Keep Emergency Changes Reviewable
Incidents sometimes need fast configuration changes. Fast should not mean invisible.
For urgent workspace changes, keep the path short but still reviewable:
- make one policy change per pull request when possible;
- include the exact runtime condition and value key being changed;
- run
rototo lintand the relevant fixture or app tests; - get approval from the owner of the affected administrative boundary;
- record the recovery command or revert commit in the incident notes.
If your organization has a break-glass path, make it explicit in the workspace repository. The dangerous part is not speed. The dangerous part is a hidden side path that bypasses the same files, tests, and history everyone else uses.
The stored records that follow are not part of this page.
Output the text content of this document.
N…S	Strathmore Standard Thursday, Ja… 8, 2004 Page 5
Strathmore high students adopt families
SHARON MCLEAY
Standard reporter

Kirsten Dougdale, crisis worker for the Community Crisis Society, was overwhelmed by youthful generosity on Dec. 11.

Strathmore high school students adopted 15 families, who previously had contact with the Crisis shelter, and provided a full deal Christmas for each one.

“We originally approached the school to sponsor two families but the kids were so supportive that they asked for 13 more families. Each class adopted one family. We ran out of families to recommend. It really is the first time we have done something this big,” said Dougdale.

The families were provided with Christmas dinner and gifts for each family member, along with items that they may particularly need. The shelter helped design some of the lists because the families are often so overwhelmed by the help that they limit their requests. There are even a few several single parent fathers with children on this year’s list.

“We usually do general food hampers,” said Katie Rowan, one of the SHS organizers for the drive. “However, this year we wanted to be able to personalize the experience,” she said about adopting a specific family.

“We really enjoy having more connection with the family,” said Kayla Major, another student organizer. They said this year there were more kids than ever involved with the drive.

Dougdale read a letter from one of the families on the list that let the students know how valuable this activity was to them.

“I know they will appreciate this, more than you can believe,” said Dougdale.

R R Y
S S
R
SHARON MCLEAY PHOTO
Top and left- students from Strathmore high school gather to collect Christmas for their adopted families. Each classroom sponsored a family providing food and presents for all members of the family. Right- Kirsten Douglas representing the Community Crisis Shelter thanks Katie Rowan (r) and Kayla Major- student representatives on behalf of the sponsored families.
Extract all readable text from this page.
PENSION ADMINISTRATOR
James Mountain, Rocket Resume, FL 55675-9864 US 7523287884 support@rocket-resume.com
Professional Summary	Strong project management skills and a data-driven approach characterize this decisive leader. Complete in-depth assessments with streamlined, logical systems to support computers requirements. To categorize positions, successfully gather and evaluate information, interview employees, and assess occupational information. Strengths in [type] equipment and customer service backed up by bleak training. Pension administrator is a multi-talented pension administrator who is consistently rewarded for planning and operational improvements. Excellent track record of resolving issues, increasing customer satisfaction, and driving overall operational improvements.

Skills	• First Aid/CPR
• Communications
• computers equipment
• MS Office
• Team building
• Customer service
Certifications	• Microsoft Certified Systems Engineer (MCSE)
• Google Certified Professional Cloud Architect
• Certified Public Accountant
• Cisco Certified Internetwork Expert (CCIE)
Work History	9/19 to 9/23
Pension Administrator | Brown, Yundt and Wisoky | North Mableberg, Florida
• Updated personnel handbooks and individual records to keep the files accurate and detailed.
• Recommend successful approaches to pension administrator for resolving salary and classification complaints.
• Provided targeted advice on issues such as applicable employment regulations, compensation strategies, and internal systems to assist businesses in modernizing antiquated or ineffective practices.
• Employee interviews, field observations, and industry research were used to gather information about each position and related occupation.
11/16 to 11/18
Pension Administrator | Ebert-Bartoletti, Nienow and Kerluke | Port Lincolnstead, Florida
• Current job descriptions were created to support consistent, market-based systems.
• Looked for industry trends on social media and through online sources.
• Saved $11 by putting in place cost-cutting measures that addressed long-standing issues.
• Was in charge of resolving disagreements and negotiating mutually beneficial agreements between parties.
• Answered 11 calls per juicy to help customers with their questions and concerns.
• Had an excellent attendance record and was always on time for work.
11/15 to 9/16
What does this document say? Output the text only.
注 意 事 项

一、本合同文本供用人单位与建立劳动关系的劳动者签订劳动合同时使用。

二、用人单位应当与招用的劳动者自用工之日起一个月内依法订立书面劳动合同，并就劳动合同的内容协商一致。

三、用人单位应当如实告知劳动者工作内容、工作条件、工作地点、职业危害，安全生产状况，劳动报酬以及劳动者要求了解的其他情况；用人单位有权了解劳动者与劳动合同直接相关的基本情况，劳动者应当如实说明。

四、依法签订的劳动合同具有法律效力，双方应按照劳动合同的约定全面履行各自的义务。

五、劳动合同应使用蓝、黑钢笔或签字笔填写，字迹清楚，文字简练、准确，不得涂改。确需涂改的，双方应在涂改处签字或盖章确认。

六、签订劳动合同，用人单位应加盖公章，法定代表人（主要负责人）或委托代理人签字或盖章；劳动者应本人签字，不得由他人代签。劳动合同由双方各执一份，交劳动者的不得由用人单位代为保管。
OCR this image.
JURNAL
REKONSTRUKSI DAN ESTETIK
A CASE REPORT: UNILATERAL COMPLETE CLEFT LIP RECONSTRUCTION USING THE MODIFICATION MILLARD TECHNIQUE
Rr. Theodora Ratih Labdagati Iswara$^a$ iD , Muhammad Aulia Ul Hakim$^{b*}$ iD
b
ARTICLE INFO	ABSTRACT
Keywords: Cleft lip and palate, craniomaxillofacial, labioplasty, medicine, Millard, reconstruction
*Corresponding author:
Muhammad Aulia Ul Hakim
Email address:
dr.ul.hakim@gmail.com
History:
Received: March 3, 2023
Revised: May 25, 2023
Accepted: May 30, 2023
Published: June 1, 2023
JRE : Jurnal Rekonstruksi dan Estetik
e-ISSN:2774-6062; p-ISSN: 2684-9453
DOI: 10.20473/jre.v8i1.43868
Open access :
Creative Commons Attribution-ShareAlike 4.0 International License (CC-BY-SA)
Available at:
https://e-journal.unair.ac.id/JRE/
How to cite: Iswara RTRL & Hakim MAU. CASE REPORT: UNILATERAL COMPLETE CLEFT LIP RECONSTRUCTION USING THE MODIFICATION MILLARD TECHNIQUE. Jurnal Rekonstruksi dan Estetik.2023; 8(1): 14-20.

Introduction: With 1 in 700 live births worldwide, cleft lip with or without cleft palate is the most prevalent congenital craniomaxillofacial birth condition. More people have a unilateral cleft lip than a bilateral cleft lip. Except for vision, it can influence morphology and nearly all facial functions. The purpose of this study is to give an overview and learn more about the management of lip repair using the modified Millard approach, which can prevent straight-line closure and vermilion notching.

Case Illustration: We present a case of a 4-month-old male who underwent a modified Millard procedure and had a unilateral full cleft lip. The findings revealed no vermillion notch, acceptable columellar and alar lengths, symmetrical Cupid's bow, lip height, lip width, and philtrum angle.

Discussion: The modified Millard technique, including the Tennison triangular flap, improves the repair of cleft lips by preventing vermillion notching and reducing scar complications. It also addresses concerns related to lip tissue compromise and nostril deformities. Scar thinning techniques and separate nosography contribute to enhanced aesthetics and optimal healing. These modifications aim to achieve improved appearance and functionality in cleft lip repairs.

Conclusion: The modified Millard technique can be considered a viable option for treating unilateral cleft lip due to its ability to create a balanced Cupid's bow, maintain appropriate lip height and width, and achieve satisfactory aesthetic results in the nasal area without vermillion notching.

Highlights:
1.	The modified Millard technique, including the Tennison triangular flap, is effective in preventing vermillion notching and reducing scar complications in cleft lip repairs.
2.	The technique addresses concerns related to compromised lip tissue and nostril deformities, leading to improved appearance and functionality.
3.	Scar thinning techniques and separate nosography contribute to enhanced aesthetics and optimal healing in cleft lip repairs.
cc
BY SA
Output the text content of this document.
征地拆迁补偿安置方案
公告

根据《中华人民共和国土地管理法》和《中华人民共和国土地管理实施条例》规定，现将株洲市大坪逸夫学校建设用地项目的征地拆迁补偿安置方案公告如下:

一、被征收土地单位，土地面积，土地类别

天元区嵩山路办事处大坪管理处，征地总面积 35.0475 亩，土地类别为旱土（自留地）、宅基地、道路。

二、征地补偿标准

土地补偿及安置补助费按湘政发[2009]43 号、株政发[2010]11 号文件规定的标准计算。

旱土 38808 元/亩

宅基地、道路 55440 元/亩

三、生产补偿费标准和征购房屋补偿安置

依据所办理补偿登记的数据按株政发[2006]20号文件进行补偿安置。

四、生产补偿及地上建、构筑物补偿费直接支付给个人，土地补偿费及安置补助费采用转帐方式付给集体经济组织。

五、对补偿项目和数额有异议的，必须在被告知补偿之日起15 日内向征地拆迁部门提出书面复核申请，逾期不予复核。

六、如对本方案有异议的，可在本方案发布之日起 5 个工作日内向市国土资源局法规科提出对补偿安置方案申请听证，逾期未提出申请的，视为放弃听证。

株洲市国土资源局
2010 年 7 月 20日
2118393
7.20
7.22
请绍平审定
Keep The Operating Boundary Clear
An operated rototo integration has a clean split:
- the workspace owns reviewed policy;
- the app owns runtime facts and applying selected policy;
- CI owns lint, fixtures, and app contract tests;
- observability owns selected value keys, fingerprints, and refresh state;
- git owns recovery history.
When those responsibilities stay clear, configuration can move quickly without becoming mysterious. A workspace change can reach a running service through refresh, and the team can still answer the questions that matter: what changed, who reviewed it, where did it apply, what did the app select, and how do we recover?